La pregunta y el consiguiente esfuerzo por hallar una respuesta ponen sobre la mesa los fenómenos contemporáneos de dirigentes religiosos que son, a la vez, poderosos políticos. Que es lo que sucede en Irán, por ejemplo. Esa convivencia de lo religioso y lo político en la que el gobernante es más religioso que político, da por resultado un régimen teocrático que adopta el lenguaje y las maneras fanáticas, que lo vuelven peligroso y proclive a los abusos dictatoriales. El dictador hace del poder una religión, mezcla explosiva de lo político y lo religioso.

La historia de esas relaciones en la vida de la Iglesia explica los años oscuros de una institución que en Colombia quiso a toda costa apoyar su misión, como en un báculo, en el poder político, y que dividió a la sociedad entre buenos y malos.

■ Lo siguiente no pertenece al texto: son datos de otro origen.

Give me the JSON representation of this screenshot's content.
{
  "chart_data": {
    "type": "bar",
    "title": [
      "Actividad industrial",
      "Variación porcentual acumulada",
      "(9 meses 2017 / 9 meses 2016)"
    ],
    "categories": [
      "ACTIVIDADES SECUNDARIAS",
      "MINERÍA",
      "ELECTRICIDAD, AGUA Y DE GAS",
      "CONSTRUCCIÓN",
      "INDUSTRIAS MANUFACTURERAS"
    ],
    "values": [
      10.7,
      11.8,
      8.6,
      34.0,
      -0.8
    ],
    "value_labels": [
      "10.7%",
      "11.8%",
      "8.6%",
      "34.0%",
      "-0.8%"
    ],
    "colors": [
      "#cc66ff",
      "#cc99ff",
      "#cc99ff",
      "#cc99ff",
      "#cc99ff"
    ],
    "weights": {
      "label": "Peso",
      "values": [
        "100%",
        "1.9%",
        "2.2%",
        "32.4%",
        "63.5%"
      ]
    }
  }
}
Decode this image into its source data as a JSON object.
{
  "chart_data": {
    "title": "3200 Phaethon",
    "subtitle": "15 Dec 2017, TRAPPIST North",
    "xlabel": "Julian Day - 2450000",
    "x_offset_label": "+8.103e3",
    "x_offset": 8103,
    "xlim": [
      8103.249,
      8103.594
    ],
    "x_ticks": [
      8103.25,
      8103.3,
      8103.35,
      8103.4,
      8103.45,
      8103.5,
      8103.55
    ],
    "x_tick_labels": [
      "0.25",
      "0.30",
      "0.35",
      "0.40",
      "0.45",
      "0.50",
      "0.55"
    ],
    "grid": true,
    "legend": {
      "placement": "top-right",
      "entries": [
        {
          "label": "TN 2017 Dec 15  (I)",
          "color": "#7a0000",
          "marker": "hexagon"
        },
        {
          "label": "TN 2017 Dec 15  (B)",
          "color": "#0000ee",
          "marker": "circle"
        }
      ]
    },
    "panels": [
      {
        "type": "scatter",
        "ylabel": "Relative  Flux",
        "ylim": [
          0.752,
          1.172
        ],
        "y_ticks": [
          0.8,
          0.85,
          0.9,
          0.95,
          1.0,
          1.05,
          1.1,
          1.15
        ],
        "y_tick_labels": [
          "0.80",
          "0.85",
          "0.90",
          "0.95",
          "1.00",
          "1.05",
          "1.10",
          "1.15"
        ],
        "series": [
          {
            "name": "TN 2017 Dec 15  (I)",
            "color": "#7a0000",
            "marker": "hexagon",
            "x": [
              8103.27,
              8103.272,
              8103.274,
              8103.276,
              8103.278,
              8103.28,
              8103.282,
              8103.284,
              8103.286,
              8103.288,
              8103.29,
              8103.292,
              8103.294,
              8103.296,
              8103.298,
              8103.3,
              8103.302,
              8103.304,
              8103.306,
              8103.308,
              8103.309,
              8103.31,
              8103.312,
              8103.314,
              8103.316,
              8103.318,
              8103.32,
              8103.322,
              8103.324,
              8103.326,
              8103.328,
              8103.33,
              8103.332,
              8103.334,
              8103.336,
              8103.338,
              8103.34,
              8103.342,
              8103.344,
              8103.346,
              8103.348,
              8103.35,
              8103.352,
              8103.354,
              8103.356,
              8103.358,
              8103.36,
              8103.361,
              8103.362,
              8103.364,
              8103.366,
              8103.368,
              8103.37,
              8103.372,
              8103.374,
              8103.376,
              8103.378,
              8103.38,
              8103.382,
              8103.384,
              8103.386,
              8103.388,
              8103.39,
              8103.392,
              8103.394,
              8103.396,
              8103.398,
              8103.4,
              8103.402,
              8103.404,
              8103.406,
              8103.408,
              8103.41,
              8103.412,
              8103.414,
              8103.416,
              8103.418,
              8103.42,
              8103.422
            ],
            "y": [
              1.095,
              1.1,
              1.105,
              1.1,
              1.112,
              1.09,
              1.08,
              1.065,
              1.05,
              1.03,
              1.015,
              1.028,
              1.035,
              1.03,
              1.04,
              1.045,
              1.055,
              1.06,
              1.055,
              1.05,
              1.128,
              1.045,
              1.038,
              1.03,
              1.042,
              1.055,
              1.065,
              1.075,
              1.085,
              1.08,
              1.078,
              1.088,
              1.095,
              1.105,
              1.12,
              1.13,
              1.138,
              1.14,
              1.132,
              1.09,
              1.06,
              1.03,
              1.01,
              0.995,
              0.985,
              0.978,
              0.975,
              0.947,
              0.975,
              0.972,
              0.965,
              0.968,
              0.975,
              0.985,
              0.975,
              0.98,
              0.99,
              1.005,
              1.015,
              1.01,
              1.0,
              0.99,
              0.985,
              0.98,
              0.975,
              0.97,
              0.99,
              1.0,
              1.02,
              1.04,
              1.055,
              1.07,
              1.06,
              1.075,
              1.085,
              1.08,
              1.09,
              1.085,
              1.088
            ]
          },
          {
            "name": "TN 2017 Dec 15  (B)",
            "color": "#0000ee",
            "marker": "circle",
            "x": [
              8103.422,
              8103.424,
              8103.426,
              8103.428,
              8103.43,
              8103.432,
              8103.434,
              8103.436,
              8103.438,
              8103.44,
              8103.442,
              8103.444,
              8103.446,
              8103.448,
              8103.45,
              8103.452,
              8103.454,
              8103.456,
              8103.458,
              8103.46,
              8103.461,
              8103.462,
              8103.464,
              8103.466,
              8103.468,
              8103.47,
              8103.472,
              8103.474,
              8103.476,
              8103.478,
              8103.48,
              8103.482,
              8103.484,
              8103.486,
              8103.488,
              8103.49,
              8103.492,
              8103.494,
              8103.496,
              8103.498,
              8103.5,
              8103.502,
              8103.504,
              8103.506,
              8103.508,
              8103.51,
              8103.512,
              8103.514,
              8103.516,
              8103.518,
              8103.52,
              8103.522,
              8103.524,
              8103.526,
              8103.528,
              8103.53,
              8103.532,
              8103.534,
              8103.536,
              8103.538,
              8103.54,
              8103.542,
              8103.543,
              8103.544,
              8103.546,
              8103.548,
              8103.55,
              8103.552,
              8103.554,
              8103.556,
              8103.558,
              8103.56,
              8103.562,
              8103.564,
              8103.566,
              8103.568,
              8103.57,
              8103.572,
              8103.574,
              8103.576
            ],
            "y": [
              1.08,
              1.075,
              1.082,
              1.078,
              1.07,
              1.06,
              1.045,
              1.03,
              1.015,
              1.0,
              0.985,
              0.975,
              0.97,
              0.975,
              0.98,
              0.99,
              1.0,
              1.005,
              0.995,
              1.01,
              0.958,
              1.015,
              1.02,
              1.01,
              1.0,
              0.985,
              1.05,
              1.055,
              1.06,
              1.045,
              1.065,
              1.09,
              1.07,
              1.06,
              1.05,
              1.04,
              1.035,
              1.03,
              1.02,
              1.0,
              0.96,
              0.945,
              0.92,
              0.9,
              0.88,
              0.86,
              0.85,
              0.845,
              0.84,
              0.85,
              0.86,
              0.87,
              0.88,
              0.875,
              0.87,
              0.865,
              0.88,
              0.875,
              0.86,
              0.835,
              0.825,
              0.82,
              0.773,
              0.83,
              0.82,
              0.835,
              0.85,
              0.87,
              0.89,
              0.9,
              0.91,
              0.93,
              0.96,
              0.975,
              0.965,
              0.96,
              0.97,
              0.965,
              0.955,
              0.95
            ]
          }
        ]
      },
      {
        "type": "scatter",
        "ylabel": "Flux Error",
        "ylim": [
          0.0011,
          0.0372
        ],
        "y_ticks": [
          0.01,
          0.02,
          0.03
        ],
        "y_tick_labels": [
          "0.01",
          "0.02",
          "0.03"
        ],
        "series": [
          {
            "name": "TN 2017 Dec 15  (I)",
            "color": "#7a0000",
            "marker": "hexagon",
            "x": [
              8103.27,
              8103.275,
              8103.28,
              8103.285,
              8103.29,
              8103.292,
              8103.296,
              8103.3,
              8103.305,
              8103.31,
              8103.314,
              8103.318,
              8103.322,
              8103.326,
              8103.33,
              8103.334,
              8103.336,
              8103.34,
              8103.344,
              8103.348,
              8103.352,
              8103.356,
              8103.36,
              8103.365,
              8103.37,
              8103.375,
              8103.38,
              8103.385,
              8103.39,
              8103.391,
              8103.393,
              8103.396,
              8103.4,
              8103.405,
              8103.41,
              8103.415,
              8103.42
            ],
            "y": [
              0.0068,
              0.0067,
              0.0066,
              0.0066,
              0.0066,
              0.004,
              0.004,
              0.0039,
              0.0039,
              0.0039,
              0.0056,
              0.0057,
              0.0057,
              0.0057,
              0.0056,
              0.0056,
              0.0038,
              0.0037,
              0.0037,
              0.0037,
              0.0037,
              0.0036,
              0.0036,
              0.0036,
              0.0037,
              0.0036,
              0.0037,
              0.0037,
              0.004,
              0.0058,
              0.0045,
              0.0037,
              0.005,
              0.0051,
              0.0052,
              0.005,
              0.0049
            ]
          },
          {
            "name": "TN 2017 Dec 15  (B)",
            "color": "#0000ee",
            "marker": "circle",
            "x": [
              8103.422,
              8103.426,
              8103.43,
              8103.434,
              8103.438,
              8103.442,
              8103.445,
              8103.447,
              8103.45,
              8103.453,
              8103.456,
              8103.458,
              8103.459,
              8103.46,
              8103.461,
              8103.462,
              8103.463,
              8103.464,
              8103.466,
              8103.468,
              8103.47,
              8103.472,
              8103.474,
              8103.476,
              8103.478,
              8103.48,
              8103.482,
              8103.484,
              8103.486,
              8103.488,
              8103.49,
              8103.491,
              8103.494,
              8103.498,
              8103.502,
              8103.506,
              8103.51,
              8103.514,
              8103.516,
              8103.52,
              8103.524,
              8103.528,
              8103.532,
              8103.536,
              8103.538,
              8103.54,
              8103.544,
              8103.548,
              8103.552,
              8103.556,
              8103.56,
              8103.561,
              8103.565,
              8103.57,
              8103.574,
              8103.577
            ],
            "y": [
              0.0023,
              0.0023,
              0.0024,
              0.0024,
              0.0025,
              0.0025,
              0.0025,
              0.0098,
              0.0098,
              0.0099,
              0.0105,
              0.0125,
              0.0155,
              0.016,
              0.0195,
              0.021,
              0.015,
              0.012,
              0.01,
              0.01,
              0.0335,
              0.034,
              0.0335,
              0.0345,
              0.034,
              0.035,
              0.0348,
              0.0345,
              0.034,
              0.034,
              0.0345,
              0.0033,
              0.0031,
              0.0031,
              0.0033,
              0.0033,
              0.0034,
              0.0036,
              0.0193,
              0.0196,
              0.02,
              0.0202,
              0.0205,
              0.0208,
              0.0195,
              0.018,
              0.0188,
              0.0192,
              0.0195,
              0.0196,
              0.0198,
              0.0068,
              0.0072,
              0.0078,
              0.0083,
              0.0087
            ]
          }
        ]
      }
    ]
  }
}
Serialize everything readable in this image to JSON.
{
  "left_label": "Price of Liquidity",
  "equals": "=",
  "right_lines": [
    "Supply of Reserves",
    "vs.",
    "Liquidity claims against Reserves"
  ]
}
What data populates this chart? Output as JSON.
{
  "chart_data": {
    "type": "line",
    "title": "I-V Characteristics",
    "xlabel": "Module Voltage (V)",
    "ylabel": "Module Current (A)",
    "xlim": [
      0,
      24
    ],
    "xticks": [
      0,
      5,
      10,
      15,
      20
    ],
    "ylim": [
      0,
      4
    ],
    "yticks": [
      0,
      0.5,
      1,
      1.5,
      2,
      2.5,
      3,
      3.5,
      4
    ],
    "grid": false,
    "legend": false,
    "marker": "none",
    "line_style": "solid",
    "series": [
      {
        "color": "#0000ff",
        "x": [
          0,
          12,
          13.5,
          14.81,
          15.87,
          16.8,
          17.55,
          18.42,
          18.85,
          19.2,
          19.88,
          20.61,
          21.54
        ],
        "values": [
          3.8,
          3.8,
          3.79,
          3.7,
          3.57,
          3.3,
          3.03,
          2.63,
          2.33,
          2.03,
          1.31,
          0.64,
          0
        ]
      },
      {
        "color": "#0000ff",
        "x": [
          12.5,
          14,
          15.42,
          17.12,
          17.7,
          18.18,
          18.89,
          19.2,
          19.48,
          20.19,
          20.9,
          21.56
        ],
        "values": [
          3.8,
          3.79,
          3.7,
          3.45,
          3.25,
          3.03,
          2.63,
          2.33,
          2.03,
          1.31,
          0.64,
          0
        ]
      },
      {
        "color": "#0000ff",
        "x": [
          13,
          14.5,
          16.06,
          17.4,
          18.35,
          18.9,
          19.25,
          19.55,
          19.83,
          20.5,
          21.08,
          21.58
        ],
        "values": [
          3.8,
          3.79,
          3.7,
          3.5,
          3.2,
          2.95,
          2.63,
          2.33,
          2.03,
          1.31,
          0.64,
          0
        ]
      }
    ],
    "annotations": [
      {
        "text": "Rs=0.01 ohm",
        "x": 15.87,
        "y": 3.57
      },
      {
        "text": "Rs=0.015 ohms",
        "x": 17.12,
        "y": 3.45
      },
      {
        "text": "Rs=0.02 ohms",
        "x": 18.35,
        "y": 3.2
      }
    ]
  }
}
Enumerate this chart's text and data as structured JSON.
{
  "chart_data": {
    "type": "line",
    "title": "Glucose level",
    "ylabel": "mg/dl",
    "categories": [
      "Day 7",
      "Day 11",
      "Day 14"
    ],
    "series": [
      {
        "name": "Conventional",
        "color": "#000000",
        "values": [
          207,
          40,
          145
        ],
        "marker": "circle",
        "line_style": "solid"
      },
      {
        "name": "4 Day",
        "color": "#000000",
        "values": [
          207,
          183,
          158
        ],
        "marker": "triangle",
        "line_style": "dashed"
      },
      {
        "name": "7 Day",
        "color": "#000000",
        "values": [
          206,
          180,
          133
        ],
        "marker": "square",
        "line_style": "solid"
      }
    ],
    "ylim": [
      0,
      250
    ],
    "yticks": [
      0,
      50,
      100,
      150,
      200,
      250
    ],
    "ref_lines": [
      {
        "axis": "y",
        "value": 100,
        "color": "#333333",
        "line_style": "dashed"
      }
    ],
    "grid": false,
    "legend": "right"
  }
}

Quien cree ser dueño de la verdad difícilmente accede al diálogo

De esos tiempos oscuros son expresiones como “el liberalismo está condenado en todas sus formas y grados”; “nada de conciliación entre catolicismo y liberalismo; nada de conciliación, nada de transacción: o catolicismo o liberalismo”, “si los enemigos se presentan con fusiles, harían bien los católicos en coger también fusiles”. Aunque canonizado como santo, el autor de estas frases, el obispo de Pasto, Ezequiel Moreno, constituye un claro ejemplo de intolerancia y de soberbio fanatismo, que heredaron obispos como Miguel Ángel Builes, al imponer, por ejemplo: “un juramento de defender la religión, la patria, los hogares, cueste lo que cueste, con la sangre y la vida”. Fueron expresiones exaltadas de una mentalidad maniquea que veía la sociedad en blanco y negro, de donde resultaba la actitud presuntamente ética que obligaba a los buenos a erradicar el mal, eliminando a los malos.

Era menos que un paso de distancia lo que separaba estos enunciados del ejercicio de violencia de las guerras santas y de los cruzados.

Quien cree ser dueño de la verdad difícilmente accede al diálogo. Mal puede estar dispuesto a aceptar las verdades del otro si no está dispuesto a recibir; y en un diálogo de paz nadie tiene toda la verdad, y todos deben estar dispuestos a aceptar los aportes del otro.

La combinación de lo religioso y lo político trae como consecuencia esa imposición por la fuerza de la posición político-religiosa que nunca puede coincidir con el pensamiento de Jesús en el Evangelio. La predicación de Jesús está atravesada por una crítica y rechazo del poder; algo que contradice esa historia de poder en expansión de los estados pontificios. Hubo expresión de poder en la misma simbología: ornamentos, liturgia, discursos y expresiones públicas que hicieron del pontífice, no el constructor de puentes, sino de muros defensivos contra enemigos como los que obsesionaban al santo Ezequiel Moreno y al luchador Builes.

Es esa la estructura de poder que el papa Francisco se empeña en desmontar. Sorprendió en días pasados al hablar de una sana laicidad que garantice la libertad religiosa al mundo. Decía: “un Estado debe ser laico; los estados confesionales terminan mal”. Todo lo contrario de la iglesia constantiniana que sueñan teólogos convencidos de que la fuerza de Dios y de la Iglesia es la del poder. Como dice el Papa, esa mezcla de lo político y lo religioso acaba mal. ¿Es esto lo que confunde al ELN por razón de sus genes religiosos?